Masanin üzerinde duran gazeteyi eline alip daha da yakindan bakti.Sanki basindan kaynar sular dökülmüştü.Bir ara ayakta durmakta zorlanmis,dizlerinin bagi cözülmüstü. Yorgun ve bitkin bedeninin dilinin ucuna aldigi sözcüklerin dökülüsüne sahit oldu Esha..
"Ama bu?Bu da ne demek oluyor?
Ve sonra kardesinin durumundan endise edip Devika' nin yüzünü avuclarina alip,basini yerden kaldirip kendine yoneltti Magrur ve mahcup karisimi ifade belirmisti Devika'nin yüzünde...
Arnav'in hayata meydan okuyan gözlerinde yine öfke vardi. Oldukca sinirlenmisti. Hem haberi yapan gazetecilere hemde buna sebep olan kisi yani Devika'ya... İs yerinde terör estiriyor. Calisanlara neredeyse nefes aldirmiyordu. Asistanina haberi yapan ajans ile görüsmesini emretmisti fakat medyanin bu haberi geri cekmeye niyeti yoktu.

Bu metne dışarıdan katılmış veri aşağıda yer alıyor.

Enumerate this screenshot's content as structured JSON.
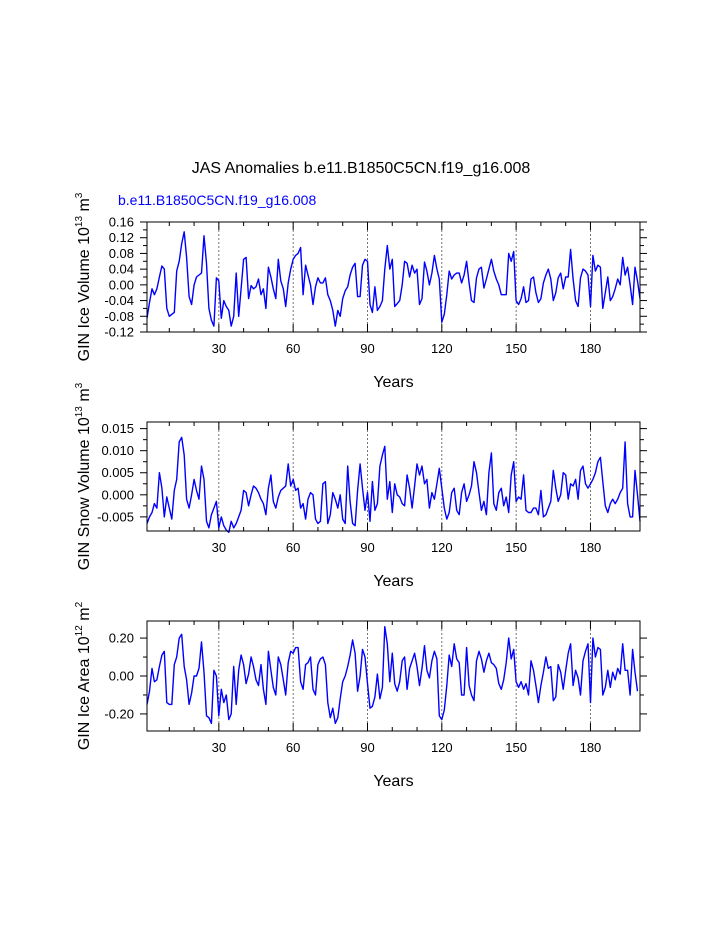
{
  "title": "JAS Anomalies b.e11.B1850C5CN.f19_g16.008",
  "series_label": "b.e11.B1850C5CN.f19_g16.008",
  "colors": {
    "line": "#0000ff",
    "series_label": "#0000ff",
    "axis": "#000000",
    "grid": "#555555"
  },
  "chart_data": [
    {
      "type": "line",
      "name": "ice-volume",
      "ylabel": "GIN Ice Volume 10",
      "ylabel_exp": "13",
      "ylabel_unit": " m",
      "ylabel_unit_exp": "3",
      "xlabel": "Years",
      "xlim": [
        1,
        200
      ],
      "ylim": [
        -0.12,
        0.16
      ],
      "ytick_values": [
        -0.12,
        -0.08,
        -0.04,
        0.0,
        0.04,
        0.08,
        0.12,
        0.16
      ],
      "ytick_labels": [
        "-0.12",
        "-0.08",
        "-0.04",
        "0.00",
        "0.04",
        "0.08",
        "0.12",
        "0.16"
      ],
      "xtick_values": [
        30,
        60,
        90,
        120,
        150,
        180
      ],
      "xtick_labels": [
        "30",
        "60",
        "90",
        "120",
        "150",
        "180"
      ],
      "grid_x": [
        30,
        60,
        90,
        120,
        150,
        180
      ],
      "series": [
        {
          "name": "b.e11.B1850C5CN.f19_g16.008",
          "values": [
            -0.085,
            -0.045,
            -0.01,
            -0.025,
            -0.01,
            0.02,
            0.048,
            0.04,
            -0.06,
            -0.08,
            -0.075,
            -0.07,
            0.035,
            0.06,
            0.105,
            0.135,
            0.07,
            -0.03,
            -0.05,
            0.0,
            0.02,
            0.025,
            0.03,
            0.125,
            0.055,
            -0.06,
            -0.09,
            -0.105,
            0.018,
            0.01,
            -0.085,
            -0.04,
            -0.055,
            -0.065,
            -0.105,
            -0.08,
            0.03,
            -0.08,
            -0.01,
            0.065,
            0.07,
            -0.035,
            -0.002,
            -0.01,
            -0.005,
            0.015,
            -0.025,
            -0.01,
            -0.06,
            0.045,
            0.02,
            -0.01,
            -0.035,
            0.065,
            0.01,
            -0.01,
            -0.055,
            0.005,
            0.04,
            0.065,
            0.075,
            0.08,
            0.095,
            -0.025,
            0.05,
            0.025,
            0.0,
            -0.05,
            -0.005,
            0.018,
            0.005,
            0.005,
            0.018,
            -0.025,
            -0.04,
            -0.065,
            -0.105,
            -0.065,
            -0.08,
            -0.035,
            -0.015,
            -0.005,
            0.025,
            0.045,
            0.055,
            -0.03,
            -0.03,
            0.05,
            0.065,
            0.06,
            -0.05,
            -0.07,
            -0.005,
            -0.065,
            -0.055,
            -0.04,
            0.04,
            0.1,
            0.04,
            0.065,
            -0.055,
            -0.048,
            -0.04,
            0.0,
            0.06,
            0.055,
            0.02,
            0.05,
            0.03,
            0.04,
            -0.05,
            -0.035,
            0.058,
            0.035,
            0.0,
            0.03,
            0.075,
            0.04,
            0.015,
            -0.095,
            -0.075,
            -0.025,
            0.035,
            0.015,
            0.025,
            0.03,
            0.03,
            0.005,
            0.025,
            0.06,
            0.005,
            -0.04,
            -0.045,
            0.018,
            0.04,
            0.045,
            -0.008,
            0.015,
            0.04,
            0.065,
            0.035,
            0.015,
            0.0,
            -0.025,
            -0.025,
            -0.025,
            0.08,
            0.06,
            0.085,
            -0.04,
            -0.05,
            -0.035,
            -0.005,
            -0.045,
            -0.04,
            0.015,
            0.02,
            -0.02,
            -0.045,
            -0.035,
            0.005,
            0.025,
            0.04,
            0.015,
            -0.04,
            -0.02,
            0.018,
            0.03,
            -0.01,
            0.02,
            0.02,
            0.09,
            0.015,
            -0.04,
            -0.055,
            0.018,
            0.04,
            0.035,
            0.025,
            -0.055,
            0.075,
            0.035,
            0.05,
            0.045,
            -0.06,
            -0.02,
            0.02,
            -0.04,
            -0.03,
            -0.01,
            0.015,
            0.0,
            0.07,
            0.025,
            0.045,
            0.0,
            -0.05,
            0.045,
            0.01,
            -0.035
          ]
        }
      ]
    },
    {
      "type": "line",
      "name": "snow-volume",
      "ylabel": "GIN Snow Volume 10",
      "ylabel_exp": "13",
      "ylabel_unit": " m",
      "ylabel_unit_exp": "3",
      "xlabel": "Years",
      "xlim": [
        1,
        200
      ],
      "ylim": [
        -0.0082,
        0.0165
      ],
      "ytick_values": [
        -0.005,
        0.0,
        0.005,
        0.01,
        0.015
      ],
      "ytick_labels": [
        "-0.005",
        "0.000",
        "0.005",
        "0.010",
        "0.015"
      ],
      "xtick_values": [
        30,
        60,
        90,
        120,
        150,
        180
      ],
      "xtick_labels": [
        "30",
        "60",
        "90",
        "120",
        "150",
        "180"
      ],
      "grid_x": [
        30,
        60,
        90,
        120,
        150,
        180
      ],
      "series": [
        {
          "name": "b.e11.B1850C5CN.f19_g16.008",
          "values": [
            -0.0065,
            -0.005,
            -0.004,
            -0.002,
            -0.003,
            0.005,
            0.0015,
            -0.005,
            -0.0005,
            -0.003,
            -0.0055,
            0.001,
            0.0035,
            0.012,
            0.013,
            0.009,
            -0.001,
            -0.003,
            0.0,
            0.0035,
            0.001,
            -0.001,
            0.0065,
            0.0035,
            -0.006,
            -0.0075,
            -0.0045,
            -0.003,
            -0.0015,
            -0.0075,
            -0.005,
            -0.007,
            -0.008,
            -0.0085,
            -0.006,
            -0.0075,
            -0.0065,
            -0.005,
            -0.0035,
            0.001,
            0.0005,
            -0.0025,
            0.0,
            0.002,
            0.0015,
            0.0005,
            -0.001,
            -0.002,
            -0.0045,
            0.0015,
            0.0045,
            -0.0015,
            -0.003,
            -0.0005,
            0.001,
            0.0015,
            0.002,
            0.007,
            0.002,
            0.0035,
            0.001,
            0.0015,
            -0.003,
            -0.002,
            -0.0055,
            -0.001,
            0.0005,
            0.0,
            -0.0055,
            -0.0065,
            -0.006,
            0.0025,
            0.003,
            -0.0065,
            -0.0045,
            0.0005,
            -0.001,
            -0.003,
            0.0,
            -0.0055,
            -0.0065,
            0.0065,
            -0.0015,
            -0.0065,
            -0.007,
            0.001,
            0.007,
            0.0015,
            -0.0035,
            0.0005,
            -0.006,
            0.003,
            -0.0035,
            -0.002,
            0.0065,
            0.009,
            0.011,
            -0.001,
            0.003,
            -0.004,
            0.0025,
            0.0,
            -0.0005,
            -0.002,
            -0.0025,
            0.0045,
            0.0015,
            -0.003,
            0.002,
            0.007,
            0.0045,
            0.0065,
            0.0025,
            0.0035,
            -0.003,
            0.0005,
            -0.001,
            0.0025,
            0.006,
            0.0015,
            -0.003,
            -0.0055,
            -0.004,
            0.0005,
            0.0015,
            -0.0035,
            -0.0045,
            0.0005,
            0.0025,
            -0.0015,
            0.0,
            0.002,
            0.0075,
            0.005,
            0.0005,
            -0.0035,
            -0.0015,
            -0.0045,
            0.005,
            0.0095,
            -0.002,
            -0.0035,
            0.0005,
            0.0015,
            -0.0025,
            -0.0005,
            -0.004,
            0.0045,
            0.0075,
            -0.0015,
            -0.0005,
            -0.001,
            0.0045,
            -0.0035,
            -0.004,
            -0.004,
            -0.003,
            -0.003,
            -0.0045,
            0.001,
            -0.005,
            -0.0045,
            -0.003,
            -0.0015,
            0.0055,
            0.0015,
            -0.0015,
            0.0,
            0.005,
            0.0045,
            -0.001,
            0.0025,
            0.002,
            0.0035,
            -0.001,
            0.0055,
            0.0065,
            0.0025,
            0.0015,
            0.0025,
            0.0035,
            0.005,
            0.0075,
            0.0085,
            0.003,
            -0.0025,
            -0.004,
            -0.002,
            -0.001,
            -0.002,
            -0.001,
            0.0005,
            0.0015,
            0.012,
            -0.002,
            -0.005,
            -0.005,
            0.0055,
            0.0,
            -0.006
          ]
        }
      ]
    },
    {
      "type": "line",
      "name": "ice-area",
      "ylabel": "GIN Ice Area 10",
      "ylabel_exp": "12",
      "ylabel_unit": " m",
      "ylabel_unit_exp": "2",
      "xlabel": "Years",
      "xlim": [
        1,
        200
      ],
      "ylim": [
        -0.29,
        0.29
      ],
      "ytick_values": [
        -0.2,
        0.0,
        0.2
      ],
      "ytick_labels": [
        "-0.20",
        "0.00",
        "0.20"
      ],
      "xtick_values": [
        30,
        60,
        90,
        120,
        150,
        180
      ],
      "xtick_labels": [
        "30",
        "60",
        "90",
        "120",
        "150",
        "180"
      ],
      "grid_x": [
        30,
        60,
        90,
        120,
        150,
        180
      ],
      "series": [
        {
          "name": "b.e11.B1850C5CN.f19_g16.008",
          "values": [
            -0.15,
            -0.08,
            0.04,
            -0.03,
            -0.02,
            0.05,
            0.11,
            0.13,
            -0.14,
            -0.15,
            -0.15,
            0.06,
            0.1,
            0.2,
            0.22,
            0.05,
            -0.02,
            -0.15,
            -0.09,
            0.0,
            0.0,
            0.04,
            0.18,
            0.02,
            -0.21,
            -0.22,
            -0.25,
            0.03,
            0.0,
            -0.21,
            -0.07,
            -0.14,
            -0.1,
            -0.23,
            -0.2,
            0.05,
            -0.15,
            0.03,
            0.11,
            0.06,
            -0.04,
            0.01,
            0.1,
            0.05,
            -0.02,
            -0.05,
            0.06,
            -0.07,
            -0.15,
            0.13,
            0.03,
            -0.06,
            -0.1,
            0.1,
            0.06,
            -0.02,
            -0.1,
            0.07,
            0.13,
            0.12,
            0.15,
            0.15,
            -0.03,
            -0.07,
            0.06,
            0.07,
            0.1,
            -0.07,
            -0.1,
            0.06,
            0.09,
            0.1,
            0.06,
            -0.14,
            -0.22,
            -0.17,
            -0.25,
            -0.22,
            -0.12,
            -0.03,
            0.0,
            0.05,
            0.11,
            0.19,
            0.12,
            -0.08,
            0.0,
            0.14,
            0.1,
            -0.04,
            -0.17,
            -0.16,
            -0.11,
            0.01,
            -0.12,
            -0.06,
            0.26,
            0.17,
            -0.03,
            0.12,
            -0.04,
            -0.08,
            -0.03,
            0.08,
            0.1,
            -0.07,
            0.04,
            0.08,
            0.12,
            0.05,
            -0.05,
            0.04,
            0.16,
            0.03,
            -0.01,
            0.08,
            0.13,
            0.09,
            -0.21,
            -0.23,
            -0.18,
            -0.05,
            0.11,
            0.05,
            0.17,
            0.09,
            0.07,
            -0.1,
            -0.1,
            0.15,
            -0.05,
            -0.1,
            -0.13,
            0.08,
            0.13,
            0.09,
            0.02,
            0.08,
            0.12,
            0.07,
            0.06,
            0.04,
            -0.04,
            -0.07,
            -0.02,
            0.07,
            0.2,
            0.09,
            0.14,
            -0.03,
            -0.06,
            -0.03,
            -0.07,
            -0.04,
            -0.1,
            0.08,
            0.03,
            -0.05,
            -0.14,
            -0.05,
            0.02,
            0.1,
            0.04,
            0.05,
            -0.13,
            -0.11,
            0.06,
            0.02,
            -0.07,
            0.03,
            0.12,
            0.17,
            -0.05,
            0.03,
            -0.01,
            -0.1,
            0.08,
            0.13,
            0.17,
            -0.14,
            0.2,
            0.1,
            0.15,
            0.14,
            -0.1,
            -0.06,
            0.03,
            -0.06,
            0.02,
            -0.02,
            0.04,
            0.01,
            0.17,
            0.03,
            0.03,
            -0.1,
            0.14,
            0.02,
            -0.08
          ]
        }
      ]
    }
  ]
}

Bu seferde haberi yapmalarina sebep olan kisiyi bulmalarini emretmisti."Devika olanlari biliyorum o gece bana herseyi anlatmistin. Ama gazetecilerden bahsetmemistin."
Dedi sessiz ve naif ses tonuyla..Belinden asagiya kadar sarkan saclarini geriye almak yerine önüne düsen saclarini hic kaldirmadan kirpiklerinenden dökülen salkim tane yaslarini saklamak icin kalkan yapti.
"Esha, su an aglamamin nedeni sinirden. Benim bu adamla iliskim oldugunu nasil söylerler. Habere bak. Esha babamlar bunu ögrenirse cok üzülürler. Benim asil amacimdan uzaklastigimi düsünürler. Su habere bak Esha.. "
"Devika... Ailemiz bize inanir degil mi lütfen bunlari düsünme haber gizli yapilmis sacma sapan birsey iste."
O sira Esha gazeteyi alip elinde bir hısımla burusturdu. Cöpe atacakken Devika gazeteyi kapip evden firladi.
Esha ne oldugunu bile anlamamisti. Arkasindan kossada Devika'ya yetisememisti.
Devika yol boyunca söyleniyordu. Bir an önce gidecegi yere varmak istiyordu. Yüzünden düsen bin parcayi eksitmeye niyeti yoktu. Yanaklarinin hafif kivrilmasiyla parlayacak olan gözleri bu sefer öfkeden kizarmis ates saciyordu.
Esha Devika'yi arayamiyordu bile...cunku telefonu yaninda degildi. Tek care ailesini aramakti onlar icini bir nebze olsa rahatlatacakti. Hic birsey olmamis gibi annesini aradi. Telefona babasi cikmisti. Sesinin titrek ve ofkeli oldugunu sezmisti. Ama yinede bozuntuya vermeden hal hatir sordu. Babasi sorulanlara bir bir cevap vermisti. Annem nerede sorusuna ise telefonunu unutup tapinaga gitti cevabini almisti. İci pek rahat etmesede telefonu kapatti Esha... Kendini birsey bilmediklerine dair inandirmaya calisiyordu.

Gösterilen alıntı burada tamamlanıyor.